Cygnet River is a locality on Kangaroo Island in the Australian state of South Australia, about 192 km south-west of the state capital of Adelaide and about 12 km from the municipal seat of Kingscote.

Its boundaries were created in 2002 in respect to “the long established name” which is reported to be derived from the stream located within its boundaries.

Cygnet River is located within the federal division of Mayo, the state electoral district of Mawson and the local government area of the Kangaroo Island Council.

==Land use==
The major land use within the locality is primary production. The locality also includes the Kingscote Airport and the Cygnet Estuary Conservation Park.

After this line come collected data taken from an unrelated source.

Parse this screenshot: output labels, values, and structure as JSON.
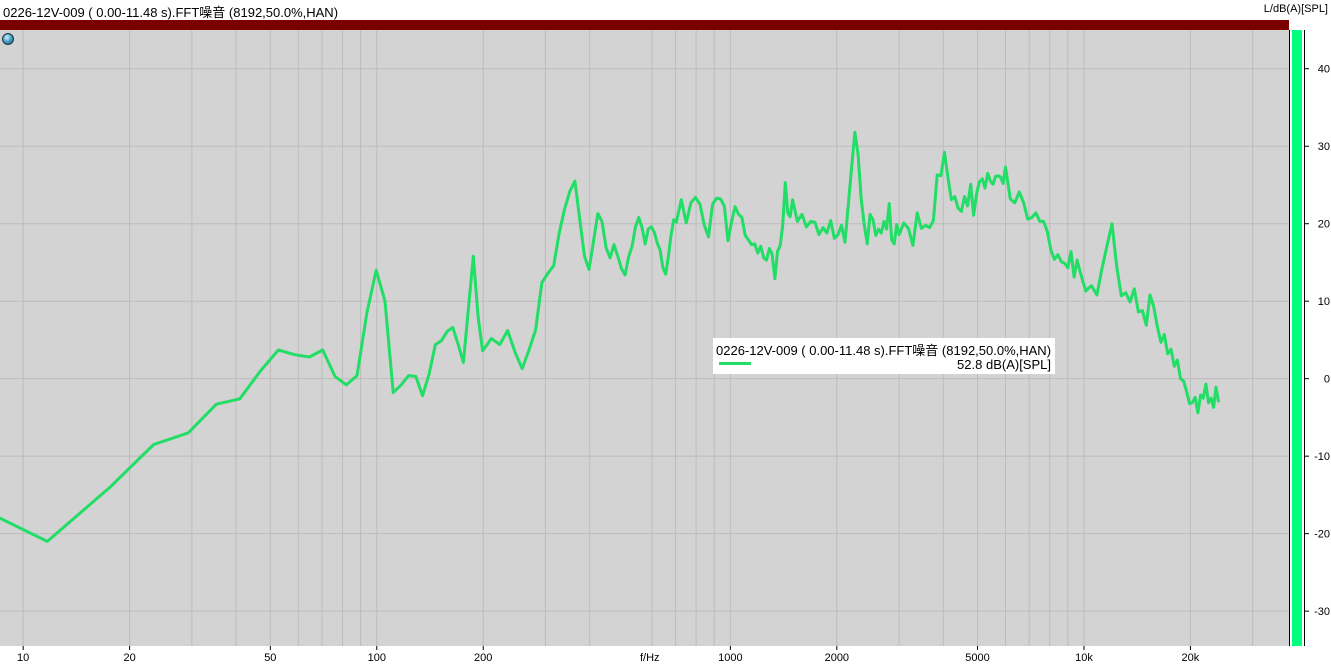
{
  "header": {
    "title": "0226-12V-009 ( 0.00-11.48 s).FFT噪音 (8192,50.0%,HAN)",
    "unit_label": "L/dB(A)[SPL]"
  },
  "legend": {
    "name": "0226-12V-009 ( 0.00-11.48 s).FFT噪音 (8192,50.0%,HAN)",
    "value": "52.8 dB(A)[SPL]"
  },
  "colors": {
    "plot_bg": "#d3d3d3",
    "grid": "#bcbcbc",
    "series": "#22dd66",
    "header_bar": "#7a0000",
    "level_meter": "#00ff7f"
  },
  "level_meter": {
    "fill_fraction": 1.0
  },
  "chart_data": {
    "type": "line",
    "xscale": "log",
    "xlabel": "f/Hz",
    "ylabel": "L/dB(A)[SPL]",
    "xlim": [
      8.6,
      38000
    ],
    "ylim": [
      -34.5,
      45
    ],
    "grid": true,
    "x_ticks": [
      {
        "v": 10,
        "label": "10"
      },
      {
        "v": 20,
        "label": "20"
      },
      {
        "v": 50,
        "label": "50"
      },
      {
        "v": 100,
        "label": "100"
      },
      {
        "v": 200,
        "label": "200"
      },
      {
        "v": 1000,
        "label": "1000"
      },
      {
        "v": 2000,
        "label": "2000"
      },
      {
        "v": 5000,
        "label": "5000"
      },
      {
        "v": 10000,
        "label": "10k"
      },
      {
        "v": 20000,
        "label": "20k"
      }
    ],
    "x_minor": [
      30,
      40,
      60,
      70,
      80,
      90,
      300,
      400,
      600,
      700,
      800,
      900,
      3000,
      4000,
      6000,
      7000,
      8000,
      9000,
      30000
    ],
    "y_ticks": [
      40,
      30,
      20,
      10,
      0,
      -10,
      -20,
      -30
    ],
    "legend_position": "center-right",
    "series": [
      {
        "name": "0226-12V-009 ( 0.00-11.48 s).FFT噪音 (8192,50.0%,HAN)",
        "points": [
          [
            8.6,
            -18
          ],
          [
            11.7,
            -21
          ],
          [
            17.6,
            -14
          ],
          [
            23.4,
            -8.5
          ],
          [
            29.3,
            -7
          ],
          [
            35.2,
            -3.3
          ],
          [
            41.0,
            -2.6
          ],
          [
            46.9,
            1
          ],
          [
            52.7,
            3.7
          ],
          [
            58.6,
            3.1
          ],
          [
            64.5,
            2.8
          ],
          [
            70.3,
            3.7
          ],
          [
            76.2,
            0.3
          ],
          [
            82.0,
            -0.8
          ],
          [
            87.9,
            0.4
          ],
          [
            93.8,
            8.5
          ],
          [
            99.6,
            14
          ],
          [
            105.5,
            10
          ],
          [
            111.3,
            -1.8
          ],
          [
            117.2,
            -0.8
          ],
          [
            123.0,
            0.4
          ],
          [
            128.9,
            0.3
          ],
          [
            134.8,
            -2.2
          ],
          [
            140.6,
            0.6
          ],
          [
            146.5,
            4.4
          ],
          [
            152.3,
            4.9
          ],
          [
            158.2,
            6.1
          ],
          [
            164.1,
            6.6
          ],
          [
            169.9,
            4.4
          ],
          [
            175.8,
            2.1
          ],
          [
            181.6,
            9
          ],
          [
            187.5,
            15.8
          ],
          [
            193.4,
            8
          ],
          [
            199.2,
            3.6
          ],
          [
            205.1,
            4.4
          ],
          [
            211.0,
            5.2
          ],
          [
            222.7,
            4.4
          ],
          [
            234.4,
            6.2
          ],
          [
            246.1,
            3.4
          ],
          [
            257.8,
            1.3
          ],
          [
            269.5,
            3.7
          ],
          [
            281.3,
            6.3
          ],
          [
            293.0,
            12.4
          ],
          [
            304.7,
            13.6
          ],
          [
            316.4,
            14.6
          ],
          [
            328.1,
            18.8
          ],
          [
            339.8,
            21.9
          ],
          [
            351.6,
            24.2
          ],
          [
            363.3,
            25.5
          ],
          [
            375.0,
            20.5
          ],
          [
            386.7,
            15.8
          ],
          [
            398.4,
            14.1
          ],
          [
            410.2,
            17.7
          ],
          [
            421.9,
            21.3
          ],
          [
            433.6,
            20.3
          ],
          [
            445.3,
            16.9
          ],
          [
            457.0,
            15.6
          ],
          [
            468.8,
            17.3
          ],
          [
            480.5,
            15.8
          ],
          [
            492.2,
            14.2
          ],
          [
            503.9,
            13.4
          ],
          [
            515.6,
            15.7
          ],
          [
            527.3,
            17.1
          ],
          [
            539.1,
            19.6
          ],
          [
            550.8,
            20.8
          ],
          [
            562.5,
            19.5
          ],
          [
            574.2,
            17.4
          ],
          [
            586.0,
            19.3
          ],
          [
            597.7,
            19.6
          ],
          [
            609.4,
            18.9
          ],
          [
            621.1,
            17.5
          ],
          [
            632.8,
            16.6
          ],
          [
            644.5,
            14.3
          ],
          [
            656.3,
            13.5
          ],
          [
            668.0,
            15.8
          ],
          [
            679.7,
            18.6
          ],
          [
            691.4,
            20.5
          ],
          [
            703.1,
            20.2
          ],
          [
            726.6,
            23.1
          ],
          [
            750.0,
            20.1
          ],
          [
            773.4,
            22.7
          ],
          [
            796.9,
            23.4
          ],
          [
            820.3,
            22.5
          ],
          [
            843.8,
            19.8
          ],
          [
            867.2,
            18.3
          ],
          [
            890.6,
            22.5
          ],
          [
            914.1,
            23.3
          ],
          [
            937.5,
            23.2
          ],
          [
            960.9,
            22.3
          ],
          [
            984.4,
            17.8
          ],
          [
            1007.8,
            20.3
          ],
          [
            1031.3,
            22.2
          ],
          [
            1054.7,
            21.2
          ],
          [
            1078.1,
            20.8
          ],
          [
            1101.6,
            18.5
          ],
          [
            1125.0,
            17.9
          ],
          [
            1148.4,
            17.3
          ],
          [
            1171.9,
            17.4
          ],
          [
            1195.3,
            16.2
          ],
          [
            1218.8,
            17.1
          ],
          [
            1242.2,
            15.6
          ],
          [
            1265.6,
            15.3
          ],
          [
            1289.1,
            16.8
          ],
          [
            1312.5,
            16.1
          ],
          [
            1336.0,
            12.9
          ],
          [
            1359.4,
            16.4
          ],
          [
            1382.8,
            17.2
          ],
          [
            1406.3,
            19.8
          ],
          [
            1429.7,
            25.3
          ],
          [
            1453.1,
            21.4
          ],
          [
            1476.6,
            20.9
          ],
          [
            1500.0,
            23.1
          ],
          [
            1546.9,
            20.3
          ],
          [
            1593.8,
            21.2
          ],
          [
            1640.6,
            19.6
          ],
          [
            1687.5,
            20.3
          ],
          [
            1734.4,
            20.2
          ],
          [
            1781.3,
            18.6
          ],
          [
            1828.1,
            19.5
          ],
          [
            1875.0,
            18.8
          ],
          [
            1921.9,
            20.4
          ],
          [
            1968.8,
            18.1
          ],
          [
            2015.6,
            18.6
          ],
          [
            2062.5,
            19.8
          ],
          [
            2109.4,
            17.6
          ],
          [
            2156.3,
            22.6
          ],
          [
            2203.1,
            27.4
          ],
          [
            2250.0,
            31.8
          ],
          [
            2296.9,
            28.9
          ],
          [
            2343.8,
            23.2
          ],
          [
            2390.6,
            19.9
          ],
          [
            2437.5,
            17.4
          ],
          [
            2484.4,
            21.2
          ],
          [
            2531.3,
            20.5
          ],
          [
            2578.1,
            18.5
          ],
          [
            2625.0,
            19.3
          ],
          [
            2671.9,
            18.8
          ],
          [
            2718.8,
            20.3
          ],
          [
            2765.6,
            19.3
          ],
          [
            2812.5,
            22.6
          ],
          [
            2859.4,
            17.9
          ],
          [
            2906.3,
            17.4
          ],
          [
            2953.1,
            19.9
          ],
          [
            3000.0,
            18.6
          ],
          [
            3093.8,
            20.1
          ],
          [
            3187.5,
            19.4
          ],
          [
            3281.3,
            17.2
          ],
          [
            3375.0,
            21.4
          ],
          [
            3468.8,
            19.4
          ],
          [
            3562.5,
            19.8
          ],
          [
            3656.3,
            19.5
          ],
          [
            3750.0,
            20.4
          ],
          [
            3843.8,
            26.3
          ],
          [
            3937.5,
            26.2
          ],
          [
            4031.3,
            29.2
          ],
          [
            4125.0,
            25.9
          ],
          [
            4218.8,
            23.1
          ],
          [
            4312.5,
            23.5
          ],
          [
            4406.3,
            22.0
          ],
          [
            4500.0,
            21.6
          ],
          [
            4593.8,
            23.5
          ],
          [
            4687.5,
            22.3
          ],
          [
            4781.3,
            25.1
          ],
          [
            4875.0,
            21.1
          ],
          [
            4968.8,
            23.9
          ],
          [
            5062.5,
            25.4
          ],
          [
            5156.3,
            25.8
          ],
          [
            5250.0,
            24.6
          ],
          [
            5343.8,
            26.5
          ],
          [
            5437.5,
            25.5
          ],
          [
            5531.3,
            25.1
          ],
          [
            5625.0,
            26.1
          ],
          [
            5718.8,
            26.2
          ],
          [
            5812.5,
            26.0
          ],
          [
            5906.3,
            25.2
          ],
          [
            6000.0,
            27.3
          ],
          [
            6187.5,
            23.2
          ],
          [
            6375.0,
            22.7
          ],
          [
            6562.5,
            24.1
          ],
          [
            6750.0,
            22.7
          ],
          [
            6937.5,
            20.6
          ],
          [
            7125.0,
            20.8
          ],
          [
            7312.5,
            21.4
          ],
          [
            7500.0,
            20.3
          ],
          [
            7687.5,
            20.3
          ],
          [
            7875.0,
            19.0
          ],
          [
            8062.5,
            16.6
          ],
          [
            8250.0,
            15.4
          ],
          [
            8437.5,
            16.0
          ],
          [
            8625.0,
            15.1
          ],
          [
            8812.5,
            14.9
          ],
          [
            9000.0,
            14.3
          ],
          [
            9187.5,
            16.4
          ],
          [
            9375.0,
            13.1
          ],
          [
            9562.5,
            15.3
          ],
          [
            9750.0,
            13.8
          ],
          [
            9937.5,
            12.5
          ],
          [
            10125.0,
            11.3
          ],
          [
            10312.5,
            11.7
          ],
          [
            10500.0,
            12.0
          ],
          [
            10875.0,
            10.8
          ],
          [
            11250.0,
            14.3
          ],
          [
            11625.0,
            17.2
          ],
          [
            12000.0,
            20.0
          ],
          [
            12375.0,
            14.5
          ],
          [
            12750.0,
            10.7
          ],
          [
            13125.0,
            11.1
          ],
          [
            13500.0,
            9.9
          ],
          [
            13875.0,
            11.6
          ],
          [
            14250.0,
            8.6
          ],
          [
            14625.0,
            8.8
          ],
          [
            15000.0,
            6.9
          ],
          [
            15375.0,
            10.8
          ],
          [
            15750.0,
            9.3
          ],
          [
            16125.0,
            6.7
          ],
          [
            16500.0,
            4.7
          ],
          [
            16875.0,
            5.7
          ],
          [
            17250.0,
            3.2
          ],
          [
            17625.0,
            3.8
          ],
          [
            18000.0,
            1.6
          ],
          [
            18375.0,
            2.4
          ],
          [
            18750.0,
            0.0
          ],
          [
            19125.0,
            -0.3
          ],
          [
            19500.0,
            -1.6
          ],
          [
            19875.0,
            -3.2
          ],
          [
            20250.0,
            -3.1
          ],
          [
            20625.0,
            -2.4
          ],
          [
            21000.0,
            -4.4
          ],
          [
            21375.0,
            -2.1
          ],
          [
            21750.0,
            -2.5
          ],
          [
            22125.0,
            -0.7
          ],
          [
            22500.0,
            -3.1
          ],
          [
            22875.0,
            -2.5
          ],
          [
            23250.0,
            -3.7
          ],
          [
            23625.0,
            -1.1
          ],
          [
            24000.0,
            -2.9
          ]
        ]
      }
    ]
  }
}
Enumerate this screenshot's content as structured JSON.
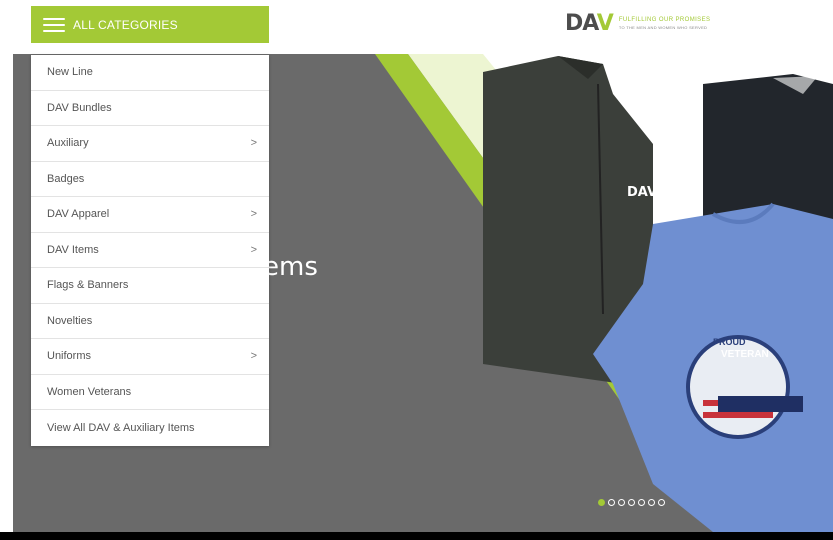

Cygnet River contains the following places listed on the South Australian Heritage Register:
- Farm and Eucalyptus Oil Distillery Ruins, Duck Lagoon
- Dwelling & Eucalyptus Oil Distillery Ruins (Cygnet River)

==River==
The locality of Cygnet River is named for the watercourse also named Cygnet River. It is the longest river on Kangaroo Island. They are named after Cygnet, which was the fifth ship to arrive in South Australia in 1836. The river empties via a delta on the western shore of Western Cove, part of Nepean Bay. It was previously named "Three Well River" and the location of Henry Wallen's farm, then (briefly) Morgan River, after Robert Clark Morgan, the captain of Duke of York, first of the First Fleet of South Australia to arrive.